Mike Gerholdt : Gotcha. Je veux que vous soyez utile et je veux être réfléchi dans la façon dont j’aborde ces questions. En tant que personne qui travaille sur Trailhead, et je dirais que c’était un administrateur très performant, vous êtes un architecte de solutions ici chez Salesforce, quels conseils peuvent donner les personnes potentielles qui souhaitent poursuivre une voie en tant qu’administrateur, développeur, architecte et en utilisant Trailhead ou en utilisant et en comprenant des outils d’apprentissage technologiques ?

Joe Sterne : Ouais. C’est donc un sujet sur lequel j’aime beaucoup parler. J’ai parlé à mon Alma mater, Ithaca College, deux fois jusqu’à présent en 2021, autour de Trailhead et de Salesforce en particulier. Et la première chose que je dis aux gens en dehors de l’inscription à Trailhead est de comprendre ce que vous cherchez à en retirer et de vous assurer que vous restez dans le sujet lorsque vous essayez d’apprendre. Et ce que je veux dire par là, c’est que c’est incroyablement facile, et je pense que c’est aussi une bonne chose. Je ne veux donc pas que ça sonne complètement négatif. Il est incroyablement facile pour vous de descendre dans un terrier de lapin en disant : « Hé, je viens de terminer un badge. Voici un badge recommandé qui semble assez amusant. Je vais faire ce badge recommandé, puis j’ai fini. Et cela semble plutôt amusant. Et puis trois heures plus tard, vous réalisez que vous essayez actuellement de coder un sommet et vous vous dites, attendez une seconde, je cherchais des trucs de leadership.

C’est donc une de ces choses où il est très facile de partir sur des tangentes. Et si c’est ce que vous avez l’intention de faire, en disant du genre « Hé, je vais juste ouvrir Trailhead et prendre l’un des premiers badges qui me viennent à l’esprit », ce n’est pas nécessairement une mauvaise chose. Mais si vous essayez d’étudier pour la certification d’administrateur, par exemple, fiez-vous aux Trailmixes, fiez-vous aux onglets de votre navigateur. Fondamentalement, allez avoir un Trailmix dans un onglet, ayez le badge sur lequel vous travaillez actuellement dans un onglet différent. Dès que vous avez terminé avec ce badge, fermez cet onglet, ouvrez un nouvel onglet avec le badge suivant.

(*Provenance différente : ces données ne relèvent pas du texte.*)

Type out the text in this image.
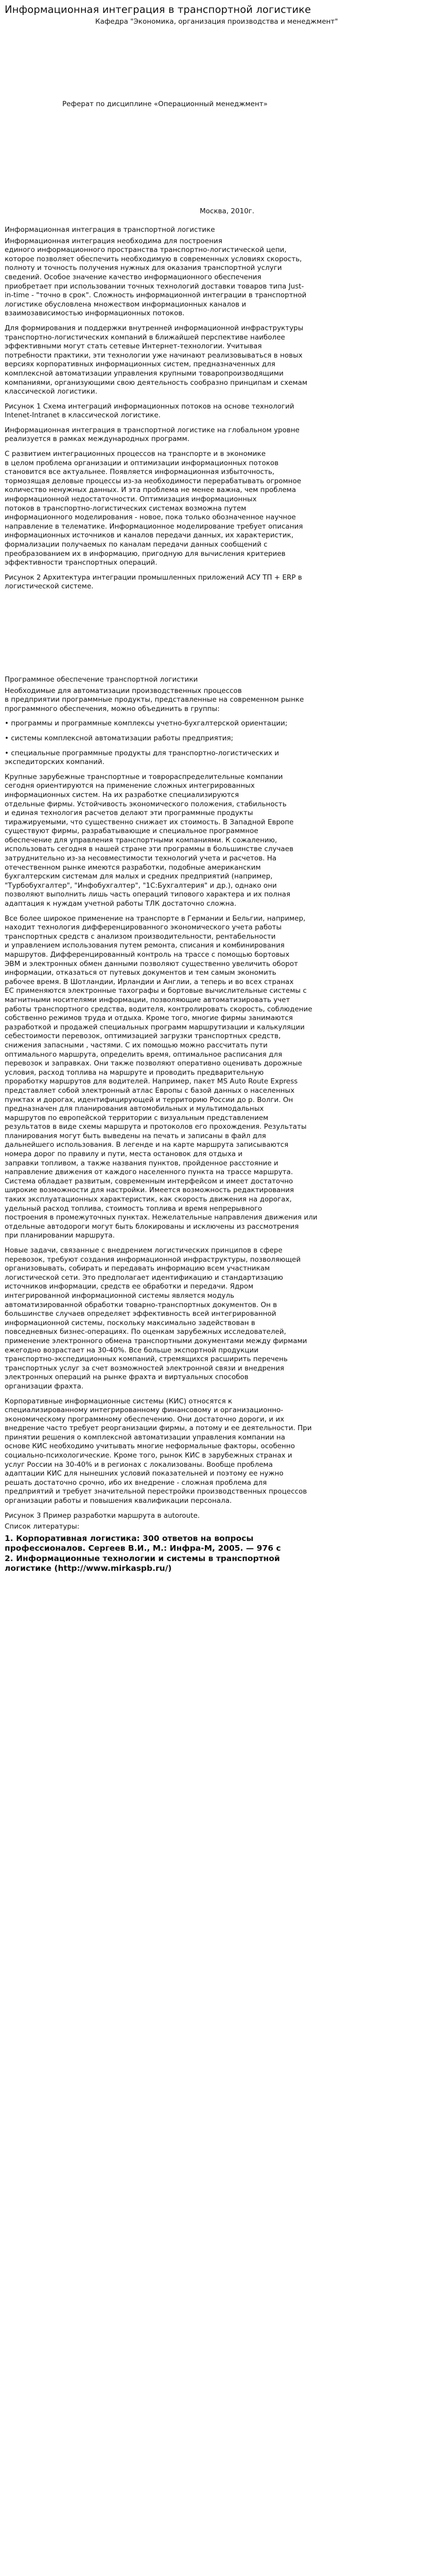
Информационная интеграция в транспортной логистике
Кафедра "Экономика, организация производства и менеджмент"
Реферат по дисциплине «Операционный менеджмент»
Москва, 2010г.

Информационная интеграция в транспортной логистике

Информационная интеграция необходима для построения
единого информационного пространства транспортно-логистической цепи,
которое позволяет обеспечить необходимую в современных условиях скорость,
полноту и точность получения нужных для оказания транспортной услуги
сведений. Особое значение качество информационного обеспечения
приобретает при использовании точных технологий доставки товаров типа Just-
in-time - "точно в срок". Сложность информационной интеграции в транспортной
логистике обусловлена множеством информационных каналов и
взаимозависимостью информационных потоков.

Для формирования и поддержки внутренней информационной инфраструктуры
транспортно-логистических компаний в ближайшей перспективе наиболее
эффективными могут стать сетевые Интернет-технологии. Учитывая
потребности практики, эти технологии уже начинают реализовываться в новых
версиях корпоративных информационных систем, предназначенных для
комплексной автоматизации управления крупными товаропроизводящими
компаниями, организующими свою деятельность сообразно принципам и схемам
классической логистики.

Рисунок 1 Схема интеграций информационных потоков на основе технологий
Intenet-Intranet в классической логистике.

Информационная интеграция в транспортной логистике на глобальном уровне
реализуется в рамках международных программ.

С развитием интеграционных процессов на транспорте и в экономике
в целом проблема организации и оптимизации информационных потоков
становится все актуальнее. Появляется информационная избыточность,
тормозящая деловые процессы из-за необходимости перерабатывать огромное
количество ненужных данных. И эта проблема не менее важна, чем проблема
информационной недостаточности. Оптимизация информационных
потоков в транспортно-логистических системах возможна путем
информационного моделирования - новое, пока только обозначенное научное
направление в телематике. Информационное моделирование требует описания
информационных источников и каналов передачи данных, их характеристик,
формализации получаемых по каналам передачи данных сообщений с
преобразованием их в информацию, пригодную для вычисления критериев
эффективности транспортных операций.

Рисунок 2 Архитектура интеграции промышленных приложений АСУ ТП + ERP в
логистической системе.

Программное обеспечение транспортной логистики

Необходимые для автоматизации производственных процессов
в предприятии программные продукты, представленные на современном рынке
программного обеспечения, можно объединить в группы:

• программы и программные комплексы учетно-бухгалтерской ориентации;

• системы комплексной автоматизации работы предприятия;

• специальные программные продукты для транспортно-логистических и
экспедиторских компаний.

Крупные зарубежные транспортные и товрораспределительные компании
сегодня ориентируются на применение сложных интегрированных
информационных систем. На их разработке специализируются
отдельные фирмы. Устойчивость экономического положения, стабильность
и единая технология расчетов делают эти программные продукты
тиражируемыми, что существенно снижает их стоимость. В Западной Европе
существуют фирмы, разрабатывающие и специальное программное
обеспечение для управления транспортными компаниями. К сожалению,
использовать сегодня в нашей стране эти программы в большинстве случаев
затруднительно из-за несовместимости технологий учета и расчетов. На
отечественном рынке имеются разработки, подобные американским
бухгалтерским системам для малых и средних предприятий (например,
"Турбобухгалтер", "Инфобухгалтер", "1С:Бухгалтерия" и др.), однако они
позволяют выполнить лишь часть операций типового характера и их полная
адаптация к нуждам учетной работы ТЛК достаточно сложна.

Все более широкое применение на транспорте в Германии и Бельгии, например,
находит технология дифференцированного экономического учета работы
транспортных средств с анализом производительности, рентабельности
и управлением использования путем ремонта, списания и комбинирования
маршрутов. Дифференцированный контроль на трассе с помощью бортовых
ЭВМ и электронных обмен данными позволяют существенно увеличить оборот
информации, отказаться от путевых документов и тем самым экономить
рабочее время. В Шотландии, Ирландии и Англии, а теперь и во всех странах
ЕС применяются электронные тахографы и бортовые вычислительные системы с
магнитными носителями информации, позволяющие автоматизировать учет
работы транспортного средства, водителя, контролировать скорость, соблюдение
собственно режимов труда и отдыха. Кроме того, многие фирмы занимаются
разработкой и продажей специальных программ маршрутизации и калькуляции
себестоимости перевозок, оптимизацией загрузки транспортных средств,
снижения запасными , частями. С их помощью можно рассчитать пути
оптимального маршрута, определить время, оптимальное расписания для
перевозок и заправках. Они также позволяют оперативно оценивать дорожные
условия, расход топлива на маршруте и проводить предварительную
проработку маршрутов для водителей. Например, пакет MS Auto Route Express
представляет собой электронный атлас Европы с базой данных о населенных
пунктах и дорогах, идентифицирующей и территорию России до р. Волги. Он
предназначен для планирования автомобильных и мультимодальных
маршрутов по европейской территории с визуальным представлением
результатов в виде схемы маршрута и протоколов его прохождения. Результаты
планирования могут быть выведены на печать и записаны в файл для
дальнейшего использования. В легенде и на карте маршрута записываются
номера дорог по правилу и пути, места остановок для отдыха и
заправки топливом, а также названия пунктов, пройденное расстояние и
направление движения от каждого населенного пункта на трассе маршрута.
Система обладает развитым, современным интерфейсом и имеет достаточно
широкие возможности для настройки. Имеется возможность редактирования
таких эксплуатационных характеристик, как скорость движения на дорогах,
удельный расход топлива, стоимость топлива и время непрерывного
построения в промежуточных пунктах. Нежелательные направления движения или
отдельные автодороги могут быть блокированы и исключены из рассмотрения
при планировании маршрута.

Новые задачи, связанные с внедрением логистических принципов в сфере
перевозок, требуют создания информационной инфраструктуры, позволяющей
организовывать, собирать и передавать информацию всем участникам
логистической сети. Это предполагает идентификацию и стандартизацию
источников информации, средств ее обработки и передачи. Ядром
интегрированной информационной системы является модуль
автоматизированной обработки товарно-транспортных документов. Он в
большинстве случаев определяет эффективность всей интегрированной
информационной системы, поскольку максимально задействован в
повседневных бизнес-операциях. По оценкам зарубежных исследователей,
применение электронного обмена транспортными документами между фирмами
ежегодно возрастает на 30-40%. Все больше экспортной продукции
транспортно-экспедиционных компаний, стремящихся расширить перечень
транспортных услуг за счет возможностей электронной связи и внедрения
электронных операций на рынке фрахта и виртуальных способов
организации фрахта.

Корпоративные информационные системы (КИС) относятся к
специализированному интегрированному финансовому и организационно-
экономическому программному обеспечению. Они достаточно дороги, и их
внедрение часто требует реорганизации фирмы, а потому и ее деятельности. При
принятии решения о комплексной автоматизации управления компании на
основе КИС необходимо учитывать многие неформальные факторы, особенно
социально-психологические. Кроме того, рынок КИС в зарубежных странах и
услуг России на 30-40% и в регионах с локализованы. Вообще проблема
адаптации КИС для нынешних условий показательней и поэтому ее нужно
решать достаточно срочно, ибо их внедрение - сложная проблема для
предприятий и требует значительной перестройки производственных процессов
организации работы и повышения квалификации персонала.

Рисунок 3 Пример разработки маршрута в autoroute.

Список литературы:

1. Корпоративная логистика: 300 ответов на вопросы
профессионалов. Сергеев В.И., М.: Инфра-М, 2005. — 976 с
2. Информационные технологии и системы в транспортной
логистике (http://www.mirkaspb.ru/)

J’ai trouvé que cette façon, pour moi, est la meilleure façon de rester sur la bonne voie, de citer, de ne pas citer, si je dois finir un Trailmixes, ou je dois faire un tas de badges dans l’ordre que je veux apprendre à propos parce que sinon, il est très facile de dire : « Oh, ce badge recommandé est plutôt cool. » Et si vous trouvez ça, c’est super. Coeur cet insigne, revenez-y plus tard. Mais pour moi, il est incroyablement facile de se laisser distraire, surtout lorsque vous essayez d’étudier pour une chose spécifique ou d’apprendre une chose spécifique simplement à cause de la richesse que Trailhead offre et en tirant vraiment parti des listes et du temps en boxant votre temps quand vous en avez besoin, J’ai trouvé incroyablement utile.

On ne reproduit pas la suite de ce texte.